Plans & Limits
CheapestInference sells unlimited time-block subscriptions on a model pool. The active frontier coding pool bundles Kimi K2.6 + GLM 4.7 + MiniMax M2.5 with automatic failover across direct providers (Moonshot, Z.ai, MiniMax).
How pricing works — reserve daily time blocks
Section titled “How pricing works — reserve daily time blocks”The day is split into three 8-hour time blocks, aligned to global peak hours and shown in your local timezone. Reserve one, two, or all three blocks — all three gives full 24/7 coverage.
| Block | Window (UTC) | Price |
|---|---|---|
| Asia-Pacific | 00:00 – 08:00 | $39/mo |
| Europe | 08:00 – 16:00 | $49/mo |
| Americas | 16:00 – 24:00 | $45/mo |
During your reserved hours, usage is truly unlimited — no tokens to count, no budget cap, no overage charges. The only ceiling is 1 concurrent request per key (create more keys for parallelism). Outside your reserved blocks, the key does not serve traffic.
- Annual billing saves ~15% and is available per block.
- The authoritative source for live pricing and availability is the pool page: cheapestinference.com/pools.
Models in the pool
Section titled “Models in the pool”All three models are available throughout your reserved blocks. Use GET /v1/models for the live list.
| Provider | Model | Model ID | Input $/M | Output $/M |
|---|---|---|---|---|
| Moonshot | Kimi K2.6 | kimi-k2.6 | $0.450 | $2.250 |
| Zhipu (Z.ai) | GLM 4.7 | glm-4.7 | $0.400 | $1.750 |
| MiniMax | MiniMax M2.5 | MiniMax-M2.5 | $0.270 | $0.950 |
The prices above are the underlying per-token cost from the inference provider, shown for comparison only. On a time-block subscription you pay a flat monthly fee — not per-token charges. Per-model details: Kimi K2.6, GLM 4.7, MiniMax M2.5.

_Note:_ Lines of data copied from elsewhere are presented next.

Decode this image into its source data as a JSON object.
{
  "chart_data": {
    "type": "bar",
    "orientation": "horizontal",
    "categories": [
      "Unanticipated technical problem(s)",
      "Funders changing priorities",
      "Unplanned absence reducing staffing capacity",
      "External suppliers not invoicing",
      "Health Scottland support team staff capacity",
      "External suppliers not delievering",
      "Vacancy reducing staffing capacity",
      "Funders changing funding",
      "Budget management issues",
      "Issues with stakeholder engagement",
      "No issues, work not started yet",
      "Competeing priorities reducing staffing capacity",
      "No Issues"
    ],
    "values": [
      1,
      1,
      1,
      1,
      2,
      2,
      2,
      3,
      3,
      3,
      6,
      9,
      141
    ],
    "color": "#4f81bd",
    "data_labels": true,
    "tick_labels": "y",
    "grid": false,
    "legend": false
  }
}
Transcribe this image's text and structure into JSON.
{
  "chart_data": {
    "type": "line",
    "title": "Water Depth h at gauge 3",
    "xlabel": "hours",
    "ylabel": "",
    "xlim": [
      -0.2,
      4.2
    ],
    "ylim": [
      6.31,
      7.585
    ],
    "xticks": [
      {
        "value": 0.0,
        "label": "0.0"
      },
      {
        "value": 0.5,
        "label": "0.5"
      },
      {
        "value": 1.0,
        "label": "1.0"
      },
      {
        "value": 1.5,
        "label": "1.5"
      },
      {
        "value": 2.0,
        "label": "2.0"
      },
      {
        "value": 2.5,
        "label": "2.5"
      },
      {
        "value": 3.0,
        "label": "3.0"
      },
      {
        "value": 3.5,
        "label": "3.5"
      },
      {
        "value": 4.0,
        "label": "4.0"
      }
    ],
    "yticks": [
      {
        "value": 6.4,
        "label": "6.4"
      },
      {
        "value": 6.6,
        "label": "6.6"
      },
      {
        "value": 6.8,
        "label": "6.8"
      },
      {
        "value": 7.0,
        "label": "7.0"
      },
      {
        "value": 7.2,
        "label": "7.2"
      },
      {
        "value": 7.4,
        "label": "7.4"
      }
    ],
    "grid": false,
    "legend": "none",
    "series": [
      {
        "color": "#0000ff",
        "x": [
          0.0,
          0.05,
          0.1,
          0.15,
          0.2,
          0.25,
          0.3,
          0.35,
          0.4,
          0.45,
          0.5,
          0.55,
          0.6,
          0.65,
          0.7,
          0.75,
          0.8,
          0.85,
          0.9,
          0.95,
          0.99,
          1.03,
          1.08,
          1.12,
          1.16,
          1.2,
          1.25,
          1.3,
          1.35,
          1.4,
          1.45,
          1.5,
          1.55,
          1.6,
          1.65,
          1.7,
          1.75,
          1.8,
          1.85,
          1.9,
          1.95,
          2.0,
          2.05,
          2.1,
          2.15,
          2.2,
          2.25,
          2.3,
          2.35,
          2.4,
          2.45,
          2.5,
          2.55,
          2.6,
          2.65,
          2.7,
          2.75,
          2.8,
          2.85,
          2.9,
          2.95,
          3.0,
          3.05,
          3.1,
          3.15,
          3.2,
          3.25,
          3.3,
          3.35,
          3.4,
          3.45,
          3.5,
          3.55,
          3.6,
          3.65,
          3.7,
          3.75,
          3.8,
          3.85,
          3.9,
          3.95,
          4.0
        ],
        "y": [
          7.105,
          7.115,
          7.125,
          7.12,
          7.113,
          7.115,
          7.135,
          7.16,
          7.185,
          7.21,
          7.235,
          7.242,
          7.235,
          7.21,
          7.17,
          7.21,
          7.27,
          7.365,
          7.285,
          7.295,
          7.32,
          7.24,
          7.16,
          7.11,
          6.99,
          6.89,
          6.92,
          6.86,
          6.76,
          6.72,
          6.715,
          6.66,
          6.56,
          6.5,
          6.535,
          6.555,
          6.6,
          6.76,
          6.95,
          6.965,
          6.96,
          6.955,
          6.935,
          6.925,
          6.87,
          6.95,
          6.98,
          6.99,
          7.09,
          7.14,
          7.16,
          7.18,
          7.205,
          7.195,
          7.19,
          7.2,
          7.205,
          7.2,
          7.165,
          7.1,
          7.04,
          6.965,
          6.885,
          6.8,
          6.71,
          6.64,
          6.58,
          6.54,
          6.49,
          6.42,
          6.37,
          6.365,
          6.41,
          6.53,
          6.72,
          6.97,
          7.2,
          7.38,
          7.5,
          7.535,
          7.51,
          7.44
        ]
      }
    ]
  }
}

More pools via community pledges
Section titled “More pools via community pledges”Additional pools open through community pledges. Pledge for a model at cheapestinference.com/pools; when enough subscribers commit to a specific model, a new pool activates. See the Unlimited Subscriptions API for the full subscribe flow and response shapes.
Credits (pay-as-you-go)
Section titled “Credits (pay-as-you-go)”Don’t want a time-block subscription? Top up credits starting at $10. Any amount accepted, no maximum. Credit keys have 600 RPM by default. Budget is consumed as you use the API and never resets — top up again when depleted. See the Credits guide.
Payment methods
Section titled “Payment methods”| Method | For |
|---|---|
| Card (Stripe) | Time-block subscriptions (monthly + annual) and credits |
| USDC on Base | Subscriptions and credits |
| x402 | Agent subscriptions and credits (no human setup needed) |
Subscriptions renew on their billing cycle (monthly or yearly). Cancel anytime — access continues to the end of the paid period.
How rate limits work
Section titled “How rate limits work”Rate limits are enforced at the key level:
- Concurrency — 1 in-flight request per key during your reserved block. Create additional keys to run requests in parallel.
- RPM / TPM — Credit keys are rate-limited per minute; exceeding the limit returns
429. Limits reset every minute and are not shared between keys.